Table 2 presents the futility stop percentages of BPP and CP across correlation coefficients, \(\rho\) = (0, 0.3, 0.6), and sample size at phase 2 stage, n1 = (50, 100, 150, 200), when the null hypothesis is true. From the table, we can see that the probability of BPP correctly stopping ineffective trials at interim analysis increases as the sample size used at the phase 2 stage increases. In contrasting different correlation scenarios for both BPP and CP approaches, the probability of correctly stopping an invalid trial at the end of phase 2 is highest when the endpoints are independent of each other. Supplementary Table 58 (see “Supplementary table”) detail the futility stop percentages of BPP and CP under each scenario when the null hypothesis is false, revealing similar results. For n1 = 50, under any scenarios, BPP's likelihood of erroneously terminating trials early surpasses CP's by a minimum of 3.69%. As n1 increases to 100 or more, the early stoppage probability for BPP slightly ecceeds that of CP. Specifically, under the scenario where ρ = 0 and the trial and control groups are most aligned, the difference in early stop percentage between BPP and CP peaks, reaching 1.74% (n1 = 100), 4.14% (n1 = 150), and 5.76% (n1 = 200). Table 3 provides the average stop percentage difference between the BPP and CP approaches for \(\rho\) = (0, 0.3, 0.6) and n1 = (50, 100, 150, 200) in 9 scenarios when the null hypothesis is false. In general, the stop percentage difference between the BPP and CP approaches is -6.43%% (n1 = 50), 1.27% (n1 = 100), 2.19% (n1 = 150) and 2.78% (n1 = 200).

Correct dose selection

Table 3 reveals that the probability of correct dose selection increases with a larger sample size used at the phase 2 stage and a smaller correlation among endpoints. In general, the average percentage of correct dose selection across different correlation and seroresponse scenarios are 89.20% (n1 = 50), 95.50% (n1 = 100), 97.98% (n1 = 150) and 99.22% (n1 = 200).

Discussion

In this paper, we proposed a BPP approach to redesign a previously published quadrivalent meningococcal tetanus toxoid-conjugate vaccine trial, assuming it to be a non-inferior seamless phase 2/3 vaccine trial with four CPEs. The final analysis was conducted using a Bayesian approach. The performance of the BPP was evaluated for correlations among endpoints of 0, 0.3, and 0.6, and for phase 2 sample sizes of 50, 100, 150, and 200, in scenarios where the null hypothesis was true and false, using the CP approach for comparison purpose. The results presented in this paper indicate that when the sample size used for the phase 2 stage is relatively small (e.g., n1 = 50 or 100), the BPP approach either outperforms or matches the CP approach in terms of overall power when the experimental vaccine is non-inferior to the control vaccine. However, it requires larger sample sizes than the CP approach due to a lower early stop percentage if the experimental vaccine is inferior to the control vaccine. On the other hand, when more subjects are enrolled in the phase 2 stage (e.g., n1 = 150 or 200), the BPP method exhibits a higher probability of correctly stopping a futile trial compared to the CP method, all the while maintaining superior or equivalent overall power performance.
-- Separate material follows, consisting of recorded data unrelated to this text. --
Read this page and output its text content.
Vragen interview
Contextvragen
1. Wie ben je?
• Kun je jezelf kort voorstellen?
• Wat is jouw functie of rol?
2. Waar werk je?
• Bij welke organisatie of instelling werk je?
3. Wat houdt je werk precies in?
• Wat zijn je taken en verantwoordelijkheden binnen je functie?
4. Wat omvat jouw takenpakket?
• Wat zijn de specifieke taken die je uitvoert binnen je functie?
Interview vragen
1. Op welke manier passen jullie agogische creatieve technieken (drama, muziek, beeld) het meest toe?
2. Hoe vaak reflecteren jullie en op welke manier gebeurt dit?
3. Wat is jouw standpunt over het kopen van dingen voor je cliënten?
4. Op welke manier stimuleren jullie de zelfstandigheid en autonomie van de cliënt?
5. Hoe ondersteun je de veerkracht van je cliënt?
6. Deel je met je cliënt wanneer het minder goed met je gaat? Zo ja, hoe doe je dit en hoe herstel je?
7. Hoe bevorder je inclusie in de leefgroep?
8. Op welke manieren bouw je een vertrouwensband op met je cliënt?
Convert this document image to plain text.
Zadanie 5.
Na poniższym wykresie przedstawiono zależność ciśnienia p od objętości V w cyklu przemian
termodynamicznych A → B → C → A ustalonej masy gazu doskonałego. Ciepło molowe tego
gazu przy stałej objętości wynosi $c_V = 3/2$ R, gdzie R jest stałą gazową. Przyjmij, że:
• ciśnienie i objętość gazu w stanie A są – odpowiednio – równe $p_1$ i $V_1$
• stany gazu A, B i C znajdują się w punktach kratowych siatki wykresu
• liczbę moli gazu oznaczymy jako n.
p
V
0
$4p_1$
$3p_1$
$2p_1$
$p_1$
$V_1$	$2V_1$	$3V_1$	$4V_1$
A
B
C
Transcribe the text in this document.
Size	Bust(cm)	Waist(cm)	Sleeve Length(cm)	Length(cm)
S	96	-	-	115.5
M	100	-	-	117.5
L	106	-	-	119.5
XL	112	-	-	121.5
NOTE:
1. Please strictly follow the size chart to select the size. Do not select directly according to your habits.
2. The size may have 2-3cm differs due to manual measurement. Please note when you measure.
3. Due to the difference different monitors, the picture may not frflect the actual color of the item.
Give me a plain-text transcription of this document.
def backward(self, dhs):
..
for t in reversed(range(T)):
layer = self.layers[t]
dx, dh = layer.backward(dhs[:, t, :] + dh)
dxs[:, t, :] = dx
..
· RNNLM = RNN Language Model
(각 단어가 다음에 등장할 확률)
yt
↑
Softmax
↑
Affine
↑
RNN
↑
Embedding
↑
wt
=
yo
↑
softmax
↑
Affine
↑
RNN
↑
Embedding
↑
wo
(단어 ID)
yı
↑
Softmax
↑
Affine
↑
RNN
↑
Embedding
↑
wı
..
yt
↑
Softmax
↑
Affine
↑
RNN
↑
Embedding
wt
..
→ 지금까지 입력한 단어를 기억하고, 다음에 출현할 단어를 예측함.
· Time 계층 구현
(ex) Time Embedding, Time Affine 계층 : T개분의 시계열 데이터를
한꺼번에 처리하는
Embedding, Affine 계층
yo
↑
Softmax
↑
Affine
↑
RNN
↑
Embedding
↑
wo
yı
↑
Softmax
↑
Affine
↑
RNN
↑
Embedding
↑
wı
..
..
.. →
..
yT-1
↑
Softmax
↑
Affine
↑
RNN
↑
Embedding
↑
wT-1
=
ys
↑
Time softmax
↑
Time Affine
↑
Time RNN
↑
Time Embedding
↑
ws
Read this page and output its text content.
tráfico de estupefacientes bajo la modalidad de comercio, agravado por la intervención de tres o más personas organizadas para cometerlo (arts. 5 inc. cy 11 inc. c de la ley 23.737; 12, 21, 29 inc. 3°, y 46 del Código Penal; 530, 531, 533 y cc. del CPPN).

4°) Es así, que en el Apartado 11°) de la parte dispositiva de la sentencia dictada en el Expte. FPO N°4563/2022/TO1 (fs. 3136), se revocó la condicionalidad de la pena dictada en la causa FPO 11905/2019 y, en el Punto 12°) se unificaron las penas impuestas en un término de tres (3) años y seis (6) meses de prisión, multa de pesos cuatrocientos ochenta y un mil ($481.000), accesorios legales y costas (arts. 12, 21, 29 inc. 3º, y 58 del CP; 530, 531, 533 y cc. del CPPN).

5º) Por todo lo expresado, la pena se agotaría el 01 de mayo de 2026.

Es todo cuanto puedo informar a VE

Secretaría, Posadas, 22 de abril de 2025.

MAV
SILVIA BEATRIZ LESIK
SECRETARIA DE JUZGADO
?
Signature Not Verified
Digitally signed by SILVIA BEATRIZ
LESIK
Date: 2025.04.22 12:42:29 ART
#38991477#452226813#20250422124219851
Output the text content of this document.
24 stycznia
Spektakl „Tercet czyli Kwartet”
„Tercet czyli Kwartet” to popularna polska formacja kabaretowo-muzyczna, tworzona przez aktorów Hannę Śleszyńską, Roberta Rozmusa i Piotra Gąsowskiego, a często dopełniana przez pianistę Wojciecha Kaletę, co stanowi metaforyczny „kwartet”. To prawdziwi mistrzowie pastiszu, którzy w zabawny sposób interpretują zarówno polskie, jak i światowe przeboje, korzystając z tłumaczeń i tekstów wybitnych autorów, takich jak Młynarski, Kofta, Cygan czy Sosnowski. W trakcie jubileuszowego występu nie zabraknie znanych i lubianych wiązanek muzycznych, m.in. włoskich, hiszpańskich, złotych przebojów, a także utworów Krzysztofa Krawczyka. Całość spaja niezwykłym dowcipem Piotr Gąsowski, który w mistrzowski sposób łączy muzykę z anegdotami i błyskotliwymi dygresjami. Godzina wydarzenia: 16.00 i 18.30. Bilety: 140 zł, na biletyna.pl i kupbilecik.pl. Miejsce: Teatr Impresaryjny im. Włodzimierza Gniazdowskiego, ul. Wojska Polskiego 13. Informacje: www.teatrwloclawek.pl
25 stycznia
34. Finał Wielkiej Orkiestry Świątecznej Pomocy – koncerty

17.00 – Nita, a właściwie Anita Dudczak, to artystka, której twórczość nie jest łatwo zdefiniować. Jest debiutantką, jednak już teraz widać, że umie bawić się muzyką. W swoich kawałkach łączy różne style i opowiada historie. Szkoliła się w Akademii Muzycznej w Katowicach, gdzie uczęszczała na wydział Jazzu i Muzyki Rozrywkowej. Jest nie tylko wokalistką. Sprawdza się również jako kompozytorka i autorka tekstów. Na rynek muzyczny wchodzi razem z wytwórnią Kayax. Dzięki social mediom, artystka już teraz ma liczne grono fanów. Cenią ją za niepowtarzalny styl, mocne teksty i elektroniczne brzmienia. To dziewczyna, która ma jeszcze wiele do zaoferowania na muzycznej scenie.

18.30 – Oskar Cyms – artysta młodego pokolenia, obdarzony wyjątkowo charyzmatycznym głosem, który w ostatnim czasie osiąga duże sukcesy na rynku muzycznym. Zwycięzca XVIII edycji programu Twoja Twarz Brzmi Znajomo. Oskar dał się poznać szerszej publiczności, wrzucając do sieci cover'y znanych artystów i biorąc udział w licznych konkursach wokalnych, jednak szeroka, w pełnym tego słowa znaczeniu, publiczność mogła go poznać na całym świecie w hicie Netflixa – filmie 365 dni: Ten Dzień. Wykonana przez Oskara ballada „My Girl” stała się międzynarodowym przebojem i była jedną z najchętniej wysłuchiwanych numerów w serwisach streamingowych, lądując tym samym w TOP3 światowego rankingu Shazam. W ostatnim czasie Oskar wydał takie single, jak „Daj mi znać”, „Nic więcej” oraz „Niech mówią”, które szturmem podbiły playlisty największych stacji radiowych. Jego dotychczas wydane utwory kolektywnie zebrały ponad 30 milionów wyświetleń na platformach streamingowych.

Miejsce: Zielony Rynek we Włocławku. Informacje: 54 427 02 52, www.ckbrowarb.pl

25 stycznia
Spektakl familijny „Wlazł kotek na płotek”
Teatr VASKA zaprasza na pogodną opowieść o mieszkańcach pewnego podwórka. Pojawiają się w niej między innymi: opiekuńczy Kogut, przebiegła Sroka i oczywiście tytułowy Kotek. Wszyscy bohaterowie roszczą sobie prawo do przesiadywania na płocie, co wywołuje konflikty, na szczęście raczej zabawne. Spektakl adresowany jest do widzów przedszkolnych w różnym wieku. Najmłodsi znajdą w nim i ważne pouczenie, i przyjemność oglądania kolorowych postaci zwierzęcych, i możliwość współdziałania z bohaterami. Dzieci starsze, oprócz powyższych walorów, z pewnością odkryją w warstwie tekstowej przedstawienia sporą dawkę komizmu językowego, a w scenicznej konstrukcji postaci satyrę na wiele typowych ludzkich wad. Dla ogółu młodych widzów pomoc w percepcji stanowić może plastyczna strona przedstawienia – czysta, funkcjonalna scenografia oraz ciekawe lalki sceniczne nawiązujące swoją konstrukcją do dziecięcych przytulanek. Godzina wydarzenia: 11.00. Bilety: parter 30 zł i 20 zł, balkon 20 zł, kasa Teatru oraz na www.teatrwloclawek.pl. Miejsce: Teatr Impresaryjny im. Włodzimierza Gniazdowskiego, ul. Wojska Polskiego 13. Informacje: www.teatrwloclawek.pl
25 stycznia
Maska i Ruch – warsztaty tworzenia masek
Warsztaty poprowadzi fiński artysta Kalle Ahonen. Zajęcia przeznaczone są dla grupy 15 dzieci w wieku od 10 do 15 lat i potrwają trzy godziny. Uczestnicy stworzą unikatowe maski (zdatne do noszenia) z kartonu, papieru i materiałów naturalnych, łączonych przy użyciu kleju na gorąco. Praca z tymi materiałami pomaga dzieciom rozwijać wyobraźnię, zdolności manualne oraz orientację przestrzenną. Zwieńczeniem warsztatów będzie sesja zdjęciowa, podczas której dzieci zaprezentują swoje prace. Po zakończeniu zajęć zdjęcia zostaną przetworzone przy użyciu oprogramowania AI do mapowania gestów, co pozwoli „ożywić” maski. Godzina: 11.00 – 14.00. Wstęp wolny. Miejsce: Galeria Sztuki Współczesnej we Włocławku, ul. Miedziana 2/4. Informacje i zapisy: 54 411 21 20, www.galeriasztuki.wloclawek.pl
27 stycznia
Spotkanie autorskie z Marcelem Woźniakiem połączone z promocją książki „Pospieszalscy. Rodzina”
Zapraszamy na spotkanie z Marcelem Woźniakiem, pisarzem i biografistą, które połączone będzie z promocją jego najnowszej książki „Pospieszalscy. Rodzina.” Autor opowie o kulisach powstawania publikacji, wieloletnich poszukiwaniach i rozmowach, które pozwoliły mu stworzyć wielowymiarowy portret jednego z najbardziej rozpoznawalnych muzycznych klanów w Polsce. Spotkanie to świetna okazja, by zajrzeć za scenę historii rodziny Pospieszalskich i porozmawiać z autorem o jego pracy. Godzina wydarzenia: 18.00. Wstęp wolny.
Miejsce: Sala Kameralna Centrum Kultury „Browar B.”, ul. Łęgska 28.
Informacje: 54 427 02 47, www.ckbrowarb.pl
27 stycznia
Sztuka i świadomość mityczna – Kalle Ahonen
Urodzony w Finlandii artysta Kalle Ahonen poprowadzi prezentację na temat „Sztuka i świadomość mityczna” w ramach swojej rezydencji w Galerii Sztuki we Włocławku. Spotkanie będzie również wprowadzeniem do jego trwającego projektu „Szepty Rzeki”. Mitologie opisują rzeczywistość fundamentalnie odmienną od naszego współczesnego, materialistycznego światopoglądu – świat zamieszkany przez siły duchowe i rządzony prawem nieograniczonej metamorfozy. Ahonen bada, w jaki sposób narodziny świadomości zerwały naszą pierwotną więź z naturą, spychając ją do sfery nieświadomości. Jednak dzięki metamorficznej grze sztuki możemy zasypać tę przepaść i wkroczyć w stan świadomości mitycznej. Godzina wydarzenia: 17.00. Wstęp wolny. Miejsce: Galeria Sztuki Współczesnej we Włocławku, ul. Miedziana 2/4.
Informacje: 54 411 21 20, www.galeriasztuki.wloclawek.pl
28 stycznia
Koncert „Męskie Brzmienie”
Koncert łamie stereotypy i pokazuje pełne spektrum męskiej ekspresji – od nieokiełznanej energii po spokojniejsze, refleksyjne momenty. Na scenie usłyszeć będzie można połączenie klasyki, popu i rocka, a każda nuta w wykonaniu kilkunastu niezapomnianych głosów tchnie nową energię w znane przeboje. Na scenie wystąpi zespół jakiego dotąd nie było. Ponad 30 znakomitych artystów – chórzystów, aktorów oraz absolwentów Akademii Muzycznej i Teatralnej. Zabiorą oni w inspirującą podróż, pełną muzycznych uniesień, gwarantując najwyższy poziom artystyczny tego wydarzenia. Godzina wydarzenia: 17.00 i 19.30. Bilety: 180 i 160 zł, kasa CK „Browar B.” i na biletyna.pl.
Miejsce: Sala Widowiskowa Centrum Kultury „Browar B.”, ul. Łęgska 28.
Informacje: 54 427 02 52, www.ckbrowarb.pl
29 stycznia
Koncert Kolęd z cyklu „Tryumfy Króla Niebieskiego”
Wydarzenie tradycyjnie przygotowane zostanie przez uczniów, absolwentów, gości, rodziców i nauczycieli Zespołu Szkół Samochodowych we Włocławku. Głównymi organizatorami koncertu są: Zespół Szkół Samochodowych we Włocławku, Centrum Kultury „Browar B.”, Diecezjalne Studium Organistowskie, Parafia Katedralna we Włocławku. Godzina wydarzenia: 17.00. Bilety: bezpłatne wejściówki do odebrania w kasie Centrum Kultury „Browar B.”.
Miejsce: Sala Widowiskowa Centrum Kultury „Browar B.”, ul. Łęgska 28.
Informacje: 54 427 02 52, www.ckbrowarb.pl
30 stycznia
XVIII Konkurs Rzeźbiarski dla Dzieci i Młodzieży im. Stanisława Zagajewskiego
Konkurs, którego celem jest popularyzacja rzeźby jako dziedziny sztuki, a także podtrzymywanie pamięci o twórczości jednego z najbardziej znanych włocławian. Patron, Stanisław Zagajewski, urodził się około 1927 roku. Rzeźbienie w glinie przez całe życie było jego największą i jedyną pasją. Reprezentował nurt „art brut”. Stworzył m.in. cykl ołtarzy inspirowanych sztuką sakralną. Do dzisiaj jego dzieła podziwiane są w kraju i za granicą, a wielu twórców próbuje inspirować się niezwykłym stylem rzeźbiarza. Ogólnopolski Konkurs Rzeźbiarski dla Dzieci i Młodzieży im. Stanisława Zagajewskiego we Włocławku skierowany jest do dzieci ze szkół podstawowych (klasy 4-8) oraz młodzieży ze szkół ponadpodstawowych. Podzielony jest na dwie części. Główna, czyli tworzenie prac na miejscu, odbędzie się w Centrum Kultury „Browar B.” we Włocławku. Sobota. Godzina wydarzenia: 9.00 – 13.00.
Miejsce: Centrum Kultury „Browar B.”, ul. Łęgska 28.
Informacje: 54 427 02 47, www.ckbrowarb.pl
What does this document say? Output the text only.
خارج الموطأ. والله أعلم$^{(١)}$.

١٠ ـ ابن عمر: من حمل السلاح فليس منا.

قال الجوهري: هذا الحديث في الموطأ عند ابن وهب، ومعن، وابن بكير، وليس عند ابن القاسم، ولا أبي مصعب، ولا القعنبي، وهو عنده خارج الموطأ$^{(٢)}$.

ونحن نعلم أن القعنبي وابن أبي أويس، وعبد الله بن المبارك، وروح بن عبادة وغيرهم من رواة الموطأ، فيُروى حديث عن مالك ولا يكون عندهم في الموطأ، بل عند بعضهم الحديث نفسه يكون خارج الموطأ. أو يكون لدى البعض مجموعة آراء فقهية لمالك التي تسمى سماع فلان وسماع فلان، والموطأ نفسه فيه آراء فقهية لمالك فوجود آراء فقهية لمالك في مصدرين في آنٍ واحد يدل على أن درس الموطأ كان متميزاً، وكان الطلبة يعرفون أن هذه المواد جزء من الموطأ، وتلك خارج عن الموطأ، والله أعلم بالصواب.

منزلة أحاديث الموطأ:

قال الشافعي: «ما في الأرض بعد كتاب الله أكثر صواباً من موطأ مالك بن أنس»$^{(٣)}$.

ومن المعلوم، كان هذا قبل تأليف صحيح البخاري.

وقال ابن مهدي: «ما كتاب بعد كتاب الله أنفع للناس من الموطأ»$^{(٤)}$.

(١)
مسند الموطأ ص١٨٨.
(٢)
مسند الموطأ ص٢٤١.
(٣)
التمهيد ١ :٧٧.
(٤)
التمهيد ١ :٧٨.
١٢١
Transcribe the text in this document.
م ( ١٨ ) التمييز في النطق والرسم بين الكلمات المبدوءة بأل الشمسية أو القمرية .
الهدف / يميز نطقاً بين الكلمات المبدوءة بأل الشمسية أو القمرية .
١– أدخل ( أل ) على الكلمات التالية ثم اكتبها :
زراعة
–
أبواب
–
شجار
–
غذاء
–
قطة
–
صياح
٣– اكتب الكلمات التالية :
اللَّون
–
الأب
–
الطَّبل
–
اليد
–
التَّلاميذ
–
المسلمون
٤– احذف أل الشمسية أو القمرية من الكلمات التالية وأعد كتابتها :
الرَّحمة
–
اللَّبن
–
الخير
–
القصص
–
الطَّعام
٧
The most notable difference between the two approaches lies in their respective methodologies for estimating trial success. The BPP approach determines the probability of trial success based on the overall distribution of the seroresponse rates of the experimental and control group across each endpoint, considering the variability of treatment differences for a more comprehensive assessment. In contrast, the CP approach evaluates each endpoint separately based on its interim (Z2k) and final analysis statistics (Zk), without integrating the correlations among endpoints. This singular approach, anchored in the foundational principles of Wang, Keller, and Lan [18], might overlook the intricate interplay among endpoints. Although a binary correlation matrix is created during data generation, it remains external to CP's computational purview. Subsequent findings underscore that the Dirichlet-Multinomial model’s application within the BPP framework not only improves overall power performance but also reduces the likelihood of prematurely stopping trials, particularly in positively correlated endpoint scenarios. Dirichlet conjugate distributions also reduce the computational burden of the BPP approach, enhancing its applicability for clinical trials. Additionally, seamless phase 2/3 trials with multiple CPEs could shorten the overall trial duration, as is the case for trials with a single endpoint.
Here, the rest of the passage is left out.